# Homework #4

## CMP 464/788: Topics Course: Data Science Spring 2017

Topics: Distributions & Correlations
Deadline: Thursday, March 2 2017, 11:59pm

### Textbook's Code

This assignment uses the basic statistics functions developed by the textbook's author and available at:

https://github.com/joelgrus/data-science-from-scratch/blob/master/code-python3/stats.py

### Datasets

This assignment uses the following datasets:
• The Lyme disease incident data for Connecticut, New Jersey, and New York from 2003 to 2011 (see lymeScaled.py).
• The historical population for New York City used in Homework #2.
• The birthday collisions dataset you collected in Homework #3.

### Assignment

CMP 464/788 Homework:
#1 Examine the correlation between the change in incidence of Lyme Disease in Connecticut, New Jersey, and New York. Compute the pairwise correlation-- that is ρ(CT,NJ), ρ(CT,NY), and ρ(NJ,NY). Use the textbook's code to compute the correlations between each pair of states. Include all correlations that you computed in your written answer.
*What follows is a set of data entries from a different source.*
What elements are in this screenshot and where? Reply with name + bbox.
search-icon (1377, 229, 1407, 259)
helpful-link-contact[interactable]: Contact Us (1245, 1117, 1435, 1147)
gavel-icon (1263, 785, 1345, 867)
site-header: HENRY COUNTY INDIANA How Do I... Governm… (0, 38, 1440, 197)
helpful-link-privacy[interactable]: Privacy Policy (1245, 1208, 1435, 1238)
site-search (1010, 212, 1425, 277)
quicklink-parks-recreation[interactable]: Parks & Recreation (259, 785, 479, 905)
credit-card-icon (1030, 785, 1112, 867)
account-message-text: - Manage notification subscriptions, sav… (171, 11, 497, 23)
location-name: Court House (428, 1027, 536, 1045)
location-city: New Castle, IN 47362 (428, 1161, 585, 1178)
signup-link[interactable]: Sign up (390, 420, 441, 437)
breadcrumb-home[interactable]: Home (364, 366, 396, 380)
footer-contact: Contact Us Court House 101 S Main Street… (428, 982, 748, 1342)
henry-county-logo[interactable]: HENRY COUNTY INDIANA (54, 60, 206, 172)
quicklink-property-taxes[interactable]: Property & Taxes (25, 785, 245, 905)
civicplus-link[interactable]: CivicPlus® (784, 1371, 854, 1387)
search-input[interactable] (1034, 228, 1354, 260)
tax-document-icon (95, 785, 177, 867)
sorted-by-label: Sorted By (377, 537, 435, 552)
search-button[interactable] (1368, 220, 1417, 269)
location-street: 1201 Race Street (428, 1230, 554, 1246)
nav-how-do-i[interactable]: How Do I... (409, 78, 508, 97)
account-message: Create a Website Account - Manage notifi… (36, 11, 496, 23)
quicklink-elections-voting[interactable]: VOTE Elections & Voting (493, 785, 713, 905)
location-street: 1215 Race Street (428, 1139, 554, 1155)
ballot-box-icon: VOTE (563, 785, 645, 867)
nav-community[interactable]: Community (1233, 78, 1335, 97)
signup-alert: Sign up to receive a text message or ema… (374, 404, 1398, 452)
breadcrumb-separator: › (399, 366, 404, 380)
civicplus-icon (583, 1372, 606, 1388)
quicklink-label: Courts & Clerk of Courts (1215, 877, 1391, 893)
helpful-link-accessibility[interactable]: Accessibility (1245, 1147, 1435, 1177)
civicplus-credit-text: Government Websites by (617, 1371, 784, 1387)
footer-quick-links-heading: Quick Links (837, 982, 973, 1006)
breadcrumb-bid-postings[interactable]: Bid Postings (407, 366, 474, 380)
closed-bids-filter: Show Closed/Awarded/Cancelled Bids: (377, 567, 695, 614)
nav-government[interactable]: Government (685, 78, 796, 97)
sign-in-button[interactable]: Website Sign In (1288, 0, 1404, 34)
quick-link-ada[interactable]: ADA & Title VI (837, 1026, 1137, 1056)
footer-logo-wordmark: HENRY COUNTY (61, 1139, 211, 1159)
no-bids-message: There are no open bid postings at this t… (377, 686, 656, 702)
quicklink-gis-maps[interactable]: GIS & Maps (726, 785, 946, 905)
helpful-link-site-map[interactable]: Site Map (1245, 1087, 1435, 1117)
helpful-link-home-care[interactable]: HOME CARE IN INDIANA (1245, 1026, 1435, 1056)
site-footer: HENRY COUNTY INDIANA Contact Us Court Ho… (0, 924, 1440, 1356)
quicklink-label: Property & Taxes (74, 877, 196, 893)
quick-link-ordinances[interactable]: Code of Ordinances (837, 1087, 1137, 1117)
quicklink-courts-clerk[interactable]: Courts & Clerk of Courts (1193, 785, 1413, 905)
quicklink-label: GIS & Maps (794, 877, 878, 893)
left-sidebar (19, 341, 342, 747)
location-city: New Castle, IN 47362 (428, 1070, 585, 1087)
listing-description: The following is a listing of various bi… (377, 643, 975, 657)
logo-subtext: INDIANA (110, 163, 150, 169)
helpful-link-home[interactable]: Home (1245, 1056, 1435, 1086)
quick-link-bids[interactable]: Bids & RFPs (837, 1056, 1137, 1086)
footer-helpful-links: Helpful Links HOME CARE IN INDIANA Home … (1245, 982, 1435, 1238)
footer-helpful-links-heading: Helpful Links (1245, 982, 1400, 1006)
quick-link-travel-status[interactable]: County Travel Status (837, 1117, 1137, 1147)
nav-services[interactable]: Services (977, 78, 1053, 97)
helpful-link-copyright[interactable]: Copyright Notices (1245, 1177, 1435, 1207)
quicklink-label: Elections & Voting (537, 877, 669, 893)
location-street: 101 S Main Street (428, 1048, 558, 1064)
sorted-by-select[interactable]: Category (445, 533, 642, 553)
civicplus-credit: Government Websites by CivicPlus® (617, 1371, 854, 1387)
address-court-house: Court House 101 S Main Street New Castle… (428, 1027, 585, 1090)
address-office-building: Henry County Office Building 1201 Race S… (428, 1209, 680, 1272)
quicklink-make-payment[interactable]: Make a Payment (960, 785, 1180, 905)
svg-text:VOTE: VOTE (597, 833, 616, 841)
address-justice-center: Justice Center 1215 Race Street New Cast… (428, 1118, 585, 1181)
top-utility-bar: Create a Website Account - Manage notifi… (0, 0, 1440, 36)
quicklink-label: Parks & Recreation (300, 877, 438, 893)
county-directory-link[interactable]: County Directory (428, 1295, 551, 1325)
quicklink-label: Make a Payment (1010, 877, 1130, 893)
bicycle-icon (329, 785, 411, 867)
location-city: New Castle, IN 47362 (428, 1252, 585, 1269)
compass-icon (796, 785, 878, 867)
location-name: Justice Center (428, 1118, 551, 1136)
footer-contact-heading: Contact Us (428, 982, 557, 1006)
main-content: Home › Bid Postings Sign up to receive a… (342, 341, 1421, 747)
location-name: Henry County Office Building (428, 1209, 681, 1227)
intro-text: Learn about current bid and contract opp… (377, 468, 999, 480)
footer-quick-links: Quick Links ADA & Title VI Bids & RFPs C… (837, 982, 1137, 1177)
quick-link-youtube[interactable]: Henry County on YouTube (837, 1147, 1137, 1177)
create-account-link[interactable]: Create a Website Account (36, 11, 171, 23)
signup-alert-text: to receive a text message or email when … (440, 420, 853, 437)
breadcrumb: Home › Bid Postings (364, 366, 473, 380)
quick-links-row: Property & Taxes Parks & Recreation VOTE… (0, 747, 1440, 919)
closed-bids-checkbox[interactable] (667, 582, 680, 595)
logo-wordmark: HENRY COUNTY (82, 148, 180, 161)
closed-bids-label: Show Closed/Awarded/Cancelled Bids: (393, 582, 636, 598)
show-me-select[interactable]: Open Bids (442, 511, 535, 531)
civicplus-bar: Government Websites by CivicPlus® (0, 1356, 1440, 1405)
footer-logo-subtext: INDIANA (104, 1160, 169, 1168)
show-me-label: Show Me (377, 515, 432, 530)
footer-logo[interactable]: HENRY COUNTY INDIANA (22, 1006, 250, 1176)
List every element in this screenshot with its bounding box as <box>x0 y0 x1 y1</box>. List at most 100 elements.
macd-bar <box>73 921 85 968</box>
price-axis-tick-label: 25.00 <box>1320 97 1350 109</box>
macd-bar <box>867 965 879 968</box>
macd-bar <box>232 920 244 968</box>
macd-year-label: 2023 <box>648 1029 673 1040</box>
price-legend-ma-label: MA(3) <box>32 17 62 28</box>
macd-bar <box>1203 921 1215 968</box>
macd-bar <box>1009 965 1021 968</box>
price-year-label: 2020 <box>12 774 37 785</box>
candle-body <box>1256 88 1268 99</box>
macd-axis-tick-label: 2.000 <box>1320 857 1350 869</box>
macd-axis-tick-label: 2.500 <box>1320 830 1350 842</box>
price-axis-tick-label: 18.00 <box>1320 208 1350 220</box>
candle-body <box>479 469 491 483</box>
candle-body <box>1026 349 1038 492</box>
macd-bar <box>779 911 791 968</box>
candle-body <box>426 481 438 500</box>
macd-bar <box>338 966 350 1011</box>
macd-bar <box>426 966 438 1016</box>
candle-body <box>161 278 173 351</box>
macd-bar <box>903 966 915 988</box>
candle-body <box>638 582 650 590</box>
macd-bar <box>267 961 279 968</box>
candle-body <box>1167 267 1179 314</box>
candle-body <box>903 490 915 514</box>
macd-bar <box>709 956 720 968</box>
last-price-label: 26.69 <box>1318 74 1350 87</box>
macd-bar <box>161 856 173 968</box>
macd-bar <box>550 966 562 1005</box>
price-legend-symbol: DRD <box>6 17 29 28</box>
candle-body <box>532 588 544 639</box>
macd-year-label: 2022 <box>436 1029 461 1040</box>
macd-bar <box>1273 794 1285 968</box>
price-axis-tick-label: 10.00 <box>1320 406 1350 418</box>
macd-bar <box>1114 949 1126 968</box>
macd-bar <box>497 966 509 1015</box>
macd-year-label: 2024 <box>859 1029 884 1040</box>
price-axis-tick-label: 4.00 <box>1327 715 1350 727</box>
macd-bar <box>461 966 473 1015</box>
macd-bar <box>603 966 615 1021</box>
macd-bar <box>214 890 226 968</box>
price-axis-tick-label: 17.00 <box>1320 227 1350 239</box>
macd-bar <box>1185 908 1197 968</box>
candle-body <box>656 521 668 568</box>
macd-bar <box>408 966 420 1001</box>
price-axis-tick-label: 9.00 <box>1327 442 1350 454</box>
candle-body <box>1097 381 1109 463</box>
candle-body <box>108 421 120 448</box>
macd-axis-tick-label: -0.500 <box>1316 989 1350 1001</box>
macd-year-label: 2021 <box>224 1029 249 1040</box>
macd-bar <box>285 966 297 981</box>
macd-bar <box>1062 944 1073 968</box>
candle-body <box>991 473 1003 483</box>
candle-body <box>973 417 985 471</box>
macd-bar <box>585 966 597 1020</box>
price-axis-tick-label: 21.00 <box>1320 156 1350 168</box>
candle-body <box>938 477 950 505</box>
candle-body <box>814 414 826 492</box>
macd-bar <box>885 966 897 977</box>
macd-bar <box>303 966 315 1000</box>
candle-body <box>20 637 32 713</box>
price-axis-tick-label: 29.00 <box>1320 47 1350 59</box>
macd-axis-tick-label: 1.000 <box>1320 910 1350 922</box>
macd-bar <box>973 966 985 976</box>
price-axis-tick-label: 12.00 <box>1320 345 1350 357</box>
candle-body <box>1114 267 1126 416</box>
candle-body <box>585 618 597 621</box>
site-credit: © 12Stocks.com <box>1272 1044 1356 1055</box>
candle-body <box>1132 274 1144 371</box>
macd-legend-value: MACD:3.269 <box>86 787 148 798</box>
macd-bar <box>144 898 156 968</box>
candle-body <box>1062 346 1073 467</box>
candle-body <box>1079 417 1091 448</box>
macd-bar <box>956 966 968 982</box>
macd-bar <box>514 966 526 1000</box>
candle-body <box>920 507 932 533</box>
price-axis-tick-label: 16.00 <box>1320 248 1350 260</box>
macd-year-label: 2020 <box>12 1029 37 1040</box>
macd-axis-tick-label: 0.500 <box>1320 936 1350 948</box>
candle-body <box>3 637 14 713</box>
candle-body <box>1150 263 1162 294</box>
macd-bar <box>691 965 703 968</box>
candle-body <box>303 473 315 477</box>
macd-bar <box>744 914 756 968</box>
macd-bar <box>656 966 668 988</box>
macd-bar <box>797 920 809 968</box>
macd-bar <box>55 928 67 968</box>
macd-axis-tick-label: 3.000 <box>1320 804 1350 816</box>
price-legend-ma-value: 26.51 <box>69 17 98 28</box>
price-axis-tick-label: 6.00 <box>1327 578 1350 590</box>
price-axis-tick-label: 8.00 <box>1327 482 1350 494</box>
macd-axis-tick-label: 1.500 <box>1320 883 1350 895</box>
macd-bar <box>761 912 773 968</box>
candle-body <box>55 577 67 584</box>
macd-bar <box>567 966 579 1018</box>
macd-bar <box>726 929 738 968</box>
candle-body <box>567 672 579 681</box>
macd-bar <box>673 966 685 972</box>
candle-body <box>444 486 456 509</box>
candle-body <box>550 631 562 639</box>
#2-3 Use the dataset of New York City's historical population to answer the following: Which borough's change in population is most closely correlated to the city's change in population? Justify your answer. Use the textbook's code to compute the correlations between each borough and the overall city populations. Include all correlations that you computed in your written answer. For the second part include a plot of the borough population that most closely correlates and the city's population from 1790 to 2010. Make sure to include in the title of your plot the date plotted.

#3: Submit a screen shot of the graphics window containing the plot of the borough population that most closely correlated to the city's population, as well as the city's population.
#4-6 Could it be the case that drivers racing to get somewhere by the top of the hour, drive more recklessly and get in more accidents, than those who are driving just past the hour? Using the birthday data set, display the number of collisions that occur on the your birthday binned by minute. The x-axis of your plot should be the minutes from 0 to 59 (minutes after the hour), and the y-axis should be the number of the accidents that occur at each minute after the hour. Include in your plot, a label containing the correlation, ρ(minutes,# accidents).

#4: Submit your Python program as a .py file.
#5: Submit a screen shot of the graphics window containing the plot.

Hint: See Homework #3, #3-4.

### Submitting Homework

To submit your homework, log on to the Blackboard system, and go to "Homework". For each part of the homework, there is a separate input box. You may submit the homework as many times as you would like before the deadline.